Yaşamla Ölüm Arasındaki İnce Çizgide Olmak

Yaşamla Ölüm Arasındaki İnce Çizgide Olmak

İnsan hayatında en zor günlerin başında hasta veya hasta yakını olmak geliyor diye düşünüyorum. Atalarımız ne demiş “Her şeyin başı sağlık” bu bakış açısı ile gittiğimizde karşımıza EMPATİ kelimesi çıkıyor. Yani bir hastaneye gittiğimizde bizi karşılayan ilk kişi olan Hasta Kabul departmanı çalışanları en az doktorlar kadar önem arz ediyor hayatımızda, bu sorumluluk bilinci ve yaklaşımı ile bizleri karşılamalarını ve yardımcı olmalarını bekliyoruz.

Aslında isteklerimiz çok da fazla değil, anlayış, saygı, güler yüz ve yardım talep ediyoruz. Tabii ki çok şey istemiyoruz diyoruz da bu isteklerin çok mu az mı olması tamamen bizi karşılayan personelin yaklaşımına ve bizlerin verdiği cevaplara bağlı. Bu iletişim süreci çok güzel geçebileceği gibi bir o kadarda kabusa dönebiliyor.

Rahmetli babamın ilk kanser teşhisi konduğu zamanlarda tahmin edersiniz ki aile olarak telaşlı, endişeli ve yardım arayan bir insan pozisyonundaydık.

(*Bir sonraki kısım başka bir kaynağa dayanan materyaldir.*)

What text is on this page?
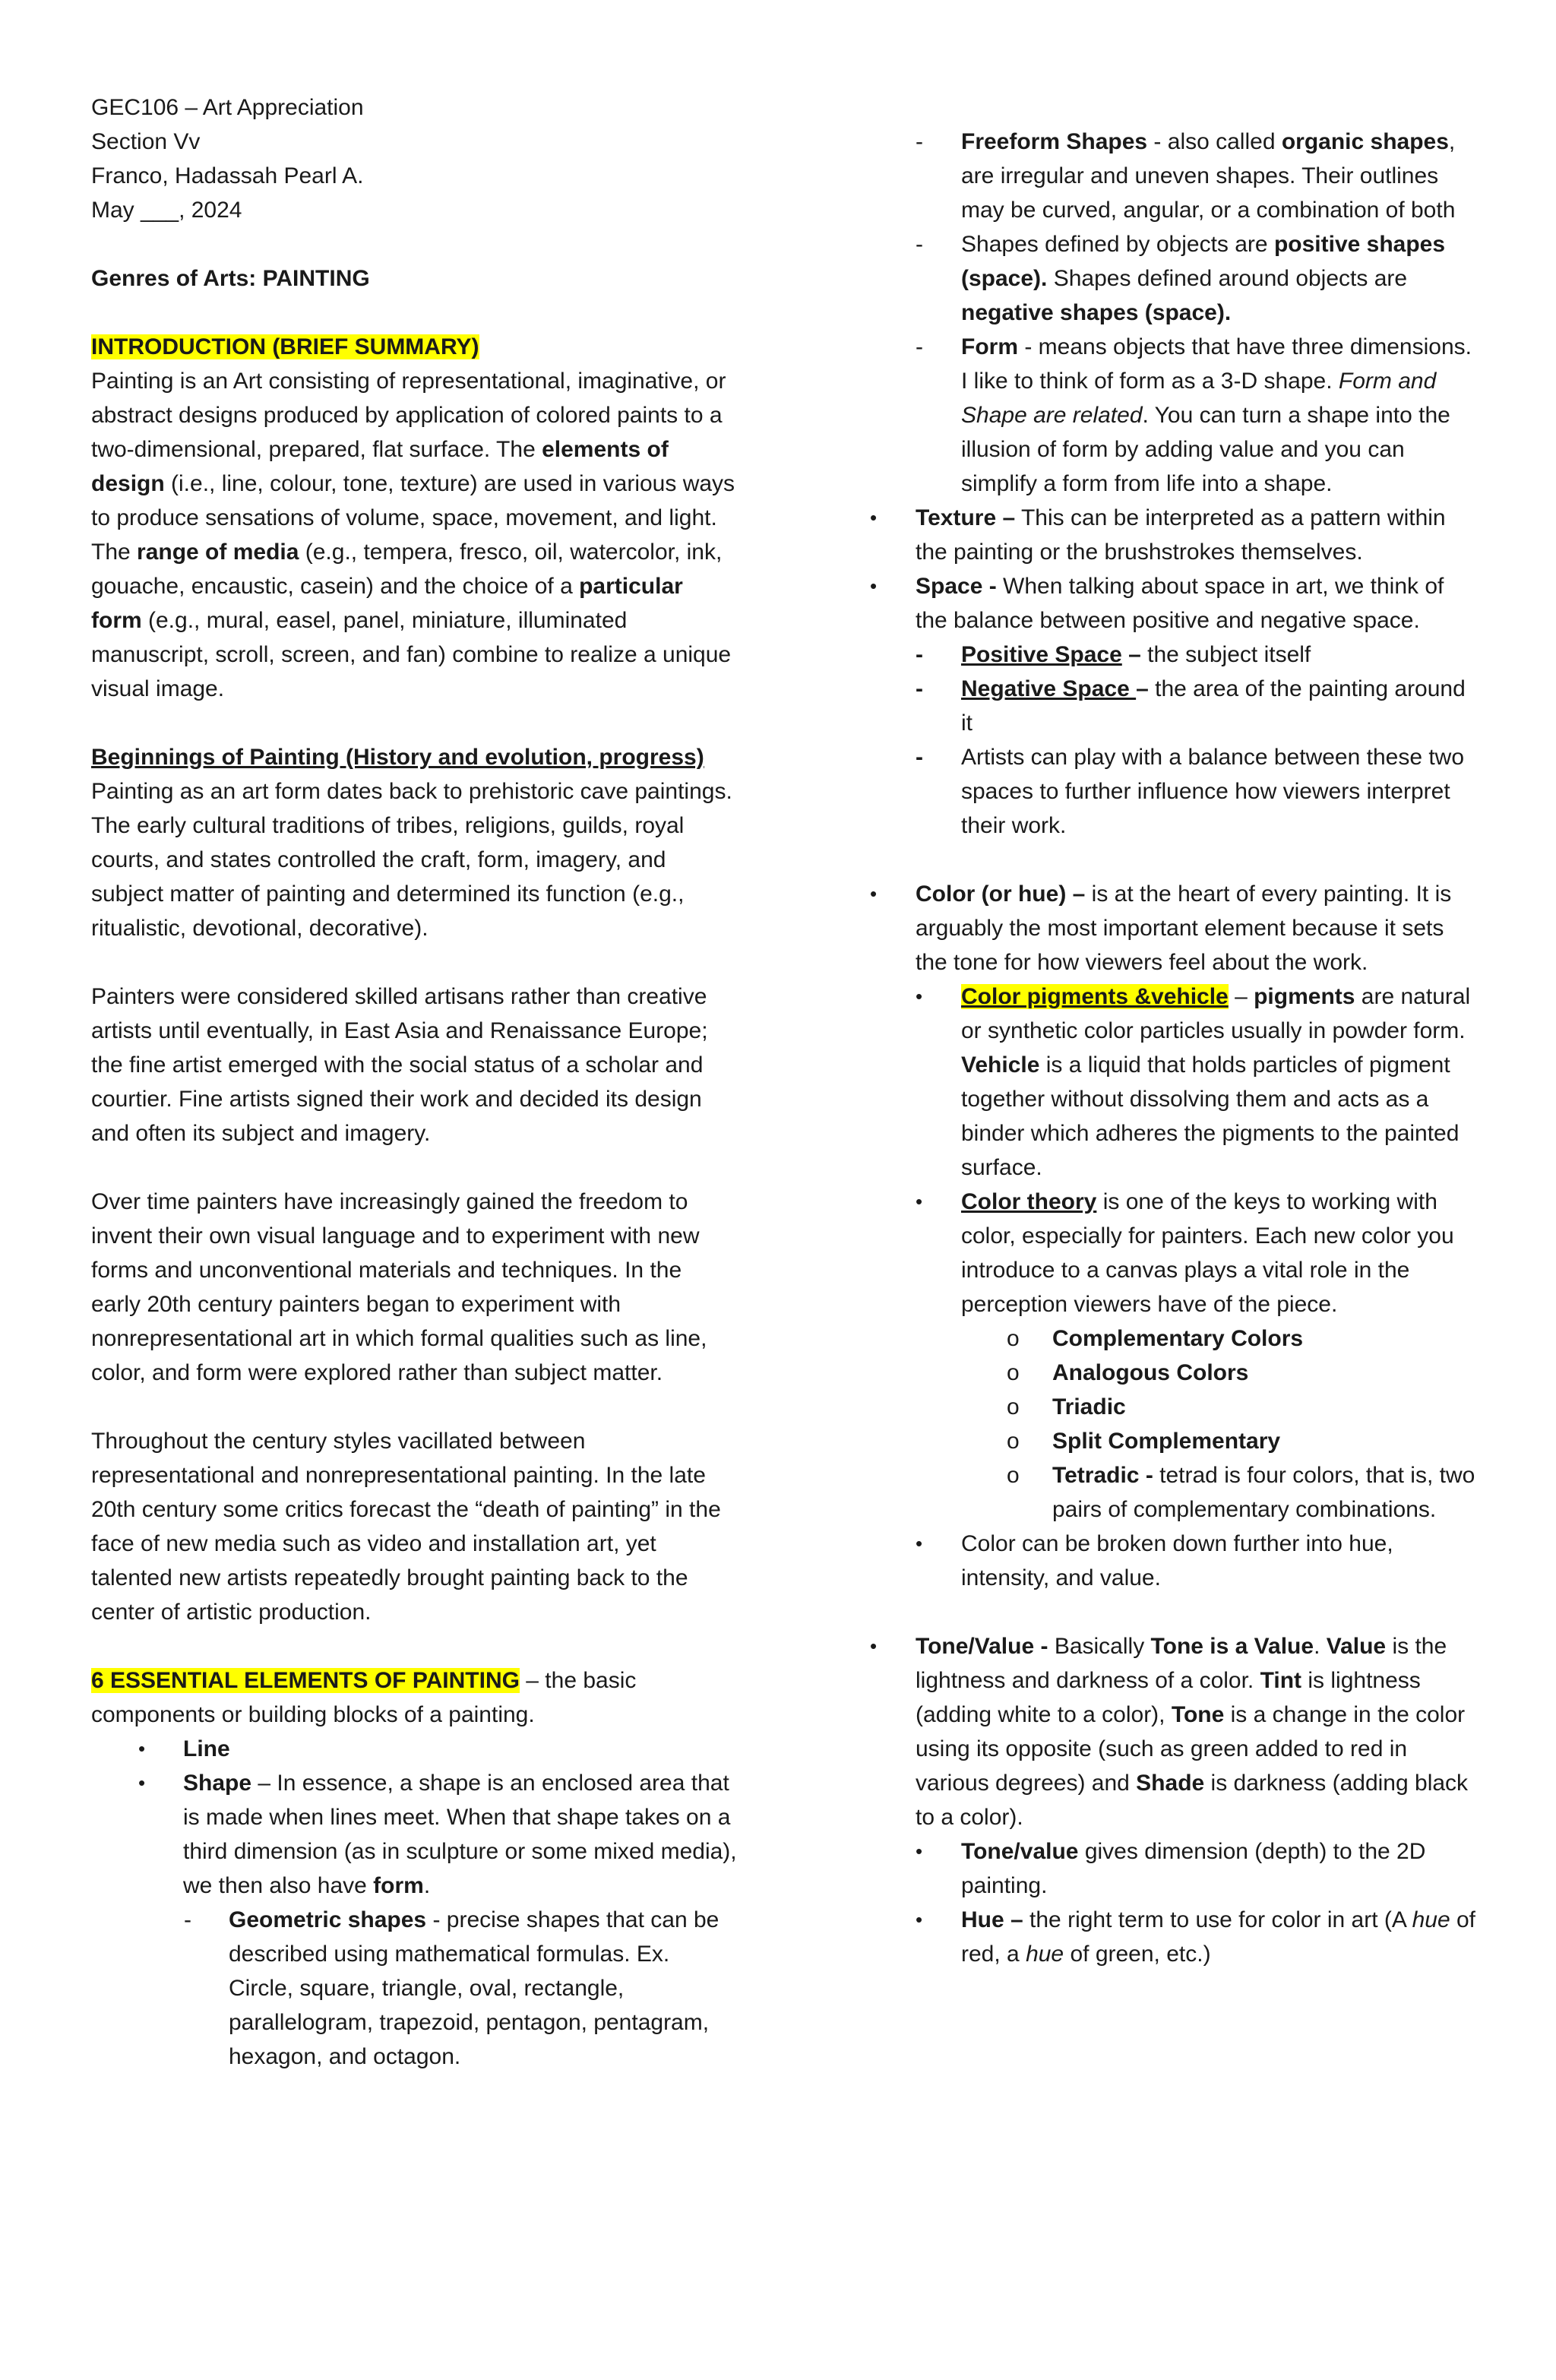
GEC106 – Art Appreciation

Section Vv

Franco, Hadassah Pearl A.

May ___, 2024

Genres of Arts: PAINTING

INTRODUCTION (BRIEF SUMMARY)

Painting is an Art consisting of representational, imaginative, or abstract designs produced by application of colored paints to a two-dimensional, prepared, flat surface. The elements of design (i.e., line, colour, tone, texture) are used in various ways to produce sensations of volume, space, movement, and light. The range of media (e.g., tempera, fresco, oil, watercolor, ink, gouache, encaustic, casein) and the choice of a particular form (e.g., mural, easel, panel, miniature, illuminated manuscript, scroll, screen, and fan) combine to realize a unique visual image.

Beginnings of Painting (History and evolution, progress)

Painting as an art form dates back to prehistoric cave paintings. The early cultural traditions of tribes, religions, guilds, royal courts, and states controlled the craft, form, imagery, and subject matter of painting and determined its function (e.g., ritualistic, devotional, decorative).

Painters were considered skilled artisans rather than creative artists until eventually, in East Asia and Renaissance Europe; the fine artist emerged with the social status of a scholar and courtier. Fine artists signed their work and decided its design and often its subject and imagery.

Over time painters have increasingly gained the freedom to invent their own visual language and to experiment with new forms and unconventional materials and techniques. In the early 20th century painters began to experiment with nonrepresentational art in which formal qualities such as line, color, and form were explored rather than subject matter.

Throughout the century styles vacillated between representational and nonrepresentational painting. In the late 20th century some critics forecast the “death of painting” in the face of new media such as video and installation art, yet talented new artists repeatedly brought painting back to the center of artistic production.

6 ESSENTIAL ELEMENTS OF PAINTING – the basic components or building blocks of a painting.

• Line
• Shape – In essence, a shape is an enclosed area that is made when lines meet. When that shape takes on a third dimension (as in sculpture or some mixed media), we then also have form.
- Geometric shapes - precise shapes that can be described using mathematical formulas. Ex. Circle, square, triangle, oval, rectangle, parallelogram, trapezoid, pentagon, pentagram, hexagon, and octagon.
- Freeform Shapes - also called organic shapes, are irregular and uneven shapes. Their outlines may be curved, angular, or a combination of both
- Shapes defined by objects are positive shapes (space). Shapes defined around objects are negative shapes (space).
- Form - means objects that have three dimensions. I like to think of form as a 3-D shape. Form and Shape are related. You can turn a shape into the illusion of form by adding value and you can simplify a form from life into a shape.
• Texture – This can be interpreted as a pattern within the painting or the brushstrokes themselves.
• Space - When talking about space in art, we think of the balance between positive and negative space.
- Positive Space – the subject itself
- Negative Space – the area of the painting around it
- Artists can play with a balance between these two spaces to further influence how viewers interpret their work.
• Color (or hue) – is at the heart of every painting. It is arguably the most important element because it sets the tone for how viewers feel about the work.
• Color pigments &vehicle – pigments are natural or synthetic color particles usually in powder form. Vehicle is a liquid that holds particles of pigment together without dissolving them and acts as a binder which adheres the pigments to the painted surface.
• Color theory is one of the keys to working with color, especially for painters. Each new color you introduce to a canvas plays a vital role in the perception viewers have of the piece.
o Complementary Colors
o Analogous Colors
o Triadic
o Split Complementary
o Tetradic - tetrad is four colors, that is, two pairs of complementary combinations.
• Color can be broken down further into hue, intensity, and value.
• Tone/Value - Basically Tone is a Value. Value is the lightness and darkness of a color. Tint is lightness (adding white to a color), Tone is a change in the color using its opposite (such as green added to red in various degrees) and Shade is darkness (adding black to a color).
• Tone/value gives dimension (depth) to the 2D painting.
• Hue – the right term to use for color in art (A hue of red, a hue of green, etc.)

Lafı çok uzatmadan sizler için bir örnek teşkil etmesini umarak başımdan geçen bir anıyı paylaşmak istiyorum.

Efendim ülkemizin bilinen bir hastanesine tedaviye başlamak amacı ile gittik, hayatımda ilk defa böyle önemli bir konu için hastanedeyim ve babamın ağrıları çok fazla olması ve tedavisine başlayamamanın verdiği endişesi ile de tedirginim, hastanede tanıdık bulmak ve ona göre davranmanın doğru olmadığına inan biri olarak, direkt danışmaya gittim ve görevli memurdan yardım istedim, adı üzerinde DANIŞMA!!!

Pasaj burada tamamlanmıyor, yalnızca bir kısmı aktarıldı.